Déjà chez les historiens cités par Lightfoot, leur ascèse semblait légendaire et leur spiritualité fascinait. Mais qui étaient les esséniens ? Les manuscrits de la mer morte nous ont renseigné et on peut tracer au final le portrait suivant : il s’agit d’une secte apocalyptique juive, qui s’était retirée au désert et attendait la fin des temps dans une vie très ascétique. Nombreux sont ceux qui ont cherché à faire des esséniens les proto-chrétiens, et de Jésus un grand maître essénien. Deux soucis majeurs par rapport à ces dérisoires tentatives de saper les fondations du Christianisme. Premièrement, les textes des gens ne témoignent pas de comment vivaient les gens. Quelqu’un peut très bien écrire un document magnifiant l’ascèse, tout en étant un grand dépravé. Il y a un donc un raccourci méthodologique à conclure des façons de vivre relativement à un texte. Deuxièmement, les textes témoignent d’une problématique qui pousse les gens à se réunir ainsi, qui regarde très directement l’histoire de l’Église. Et cette problématique en elle-même sert à témoigner de façon irréductible que Jésus n’était pas un essénien, et que les premiers disciples n’étaient pas esséniens. Il s’agit des vétéro-calendaristes.

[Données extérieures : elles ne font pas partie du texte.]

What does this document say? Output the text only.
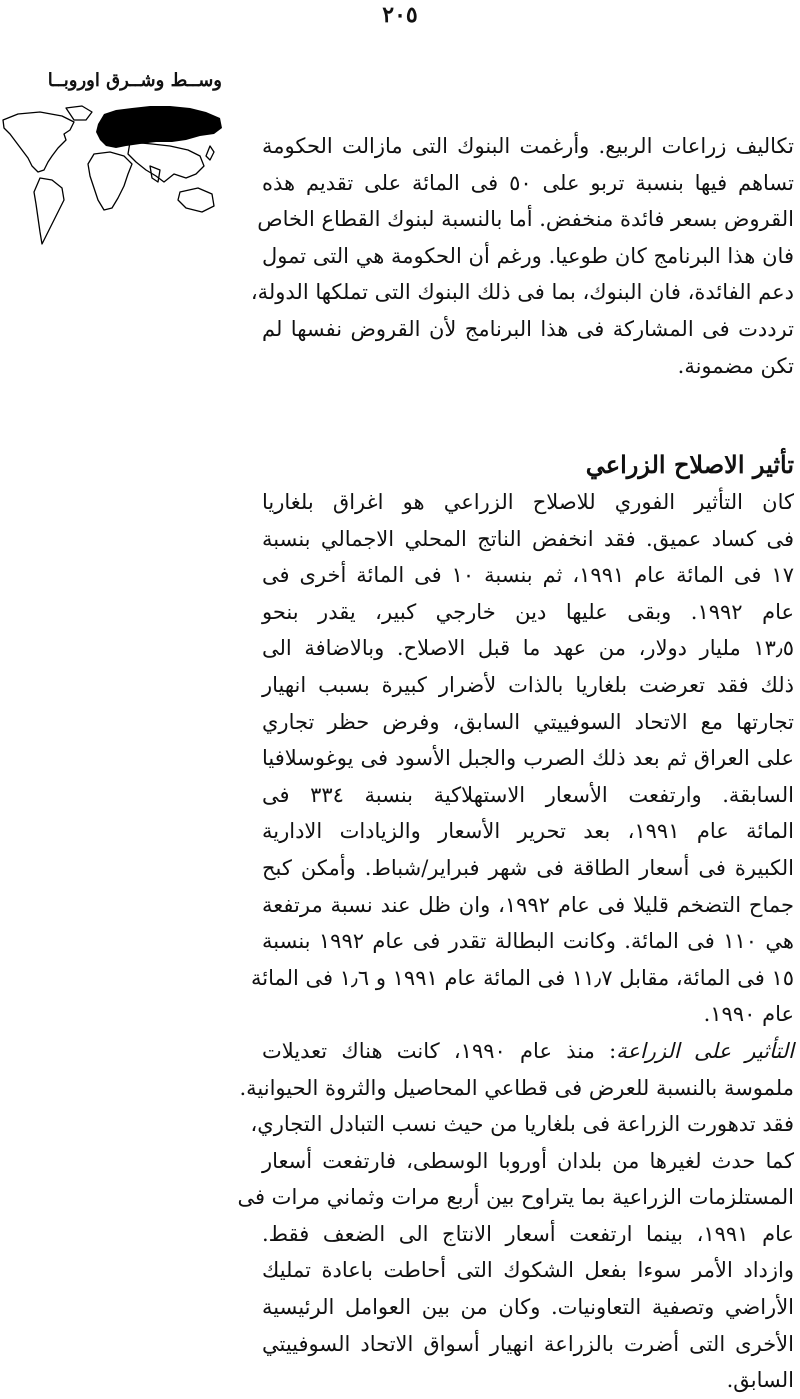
٢٠٥
وســط وشــرق اوروبــا
تكاليف زراعات الربيع. وأرغمت البنوك التى مازالت الحكومة
تساهم فيها بنسبة تربو على ٥٠ فى المائة على تقديم هذه
القروض بسعر فائدة منخفض. أما بالنسبة لبنوك القطاع الخاص
فان هذا البرنامج كان طوعيا. ورغم أن الحكومة هي التى تمول
دعم الفائدة، فان البنوك، بما فى ذلك البنوك التى تملكها الدولة،
ترددت فى المشاركة فى هذا البرنامج لأن القروض نفسها لم
تكن مضمونة.
تأثير الاصلاح الزراعي
كان التأثير الفوري للاصلاح الزراعي هو اغراق بلغاريا
فى كساد عميق. فقد انخفض الناتج المحلي الاجمالي بنسبة
١٧ فى المائة عام ١٩٩١، ثم بنسبة ١٠ فى المائة أخرى فى
عام ١٩٩٢. وبقى عليها دين خارجي كبير، يقدر بنحو
١٣٫٥ مليار دولار، من عهد ما قبل الاصلاح. وبالاضافة الى
ذلك فقد تعرضت بلغاريا بالذات لأضرار كبيرة بسبب انهيار
تجارتها مع الاتحاد السوفييتي السابق، وفرض حظر تجاري
على العراق ثم بعد ذلك الصرب والجبل الأسود فى يوغوسلافيا
السابقة. وارتفعت الأسعار الاستهلاكية بنسبة ٣٣٤ فى
المائة عام ١٩٩١، بعد تحرير الأسعار والزيادات الادارية
الكبيرة فى أسعار الطاقة فى شهر فبراير/شباط. وأمكن كبح
جماح التضخم قليلا فى عام ١٩٩٢، وان ظل عند نسبة مرتفعة
هي ١١٠ فى المائة. وكانت البطالة تقدر فى عام ١٩٩٢ بنسبة
١٥ فى المائة، مقابل ١١٫٧ فى المائة عام ١٩٩١ و ١٫٦ فى المائة
عام ١٩٩٠.
التأثير على الزراعة: منذ عام ١٩٩٠، كانت هناك تعديلات
ملموسة بالنسبة للعرض فى قطاعي المحاصيل والثروة الحيوانية.
فقد تدهورت الزراعة فى بلغاريا من حيث نسب التبادل التجاري،
كما حدث لغيرها من بلدان أوروبا الوسطى، فارتفعت أسعار
المستلزمات الزراعية بما يتراوح بين أربع مرات وثماني مرات فى
عام ١٩٩١، بينما ارتفعت أسعار الانتاج الى الضعف فقط.
وازداد الأمر سوءا بفعل الشكوك التى أحاطت باعادة تمليك
الأراضي وتصفية التعاونيات. وكان من بين العوامل الرئيسية
الأخرى التى أضرت بالزراعة انهيار أسواق الاتحاد السوفييتي
السابق.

Les vétéro-calendaristes sont des chrétiens qui sont sortis de l’Église via un schisme, au moment d’une réforme de calendrier. Ils considèrent la réforme inutile, toxique même pour la vie liturgique, l’intrusion du monde profane dans le monde liturgique et spirituel qui doit être préservé. En effet les réformes liturgiques sont souvent faites pour gommer des éloignements trop importants entre le temps liturgique et le temps de la vie courante. Ces phénomènes se sont produits plusieurs fois et donnent lieu à des « églises » parallèles à l’Église. J’utilise le mot église ici avec des pincettes, car il n’y a pas plusieurs églises du Christ, mais bien une seule. Mais comment savoir s’il s’agit de l’Église orthodoxe, ou bien des vieux-calendaristes ? Il en existe en Russie, en Roumanie, avec la même théologie, la même liturgie, des évêques, des prêtres, des paroisses, etc. Tout est semblable, à l’exception du calendrier. Et bien les esséniens sont des veux-calendaristes juifs. Les sadducéens ont fait une réforme liturgique que les esséniens n’ont pas supporté. Ils ont fait un schisme, sont partis au désert et ont attendu la fin du monde, devant autant de corruption et de laisser-aller. On voit donc que les réflexes psychologiques sont les mêmes. Les vieux-calendaristes sont toujours dans une sorte de surenchère. Mais c’est le Christ qui va servir de boussole au final. Le Christ a-t-il renié le Temple ? le Christ a-t-il attaqué les sadducéens sur cette problématique ? Il a prêché au Temple, et a attaqué les sadducéens durement, mais jamais sur ce point. C’était leur lecture des Écritures et leur aveuglement sur la résurrection des morts à la fin des temps qui posait problème au Christ. Il n’a jamais dit mot de leur réforme liturgique, et a suivi ce nouveau calendrier.

Ceci suffit à tirer les conclusions sur les mouvements des vieux-calendaristes. Ce sont des mouvements dont la théologie n’est pas sérieuse au final. Ils font de la forme extérieure de la liturgie un absolu. Mais comme le disait le Saint Apôtre Paul : la lettre tue et l’Esprit vivifie. Prions le Seigneur que l’orgueil et le manque de connaissance à l’origine de ces schismes se résorbe ; il y a des gens bien dans ces « églises », et nous avons besoin d’eux.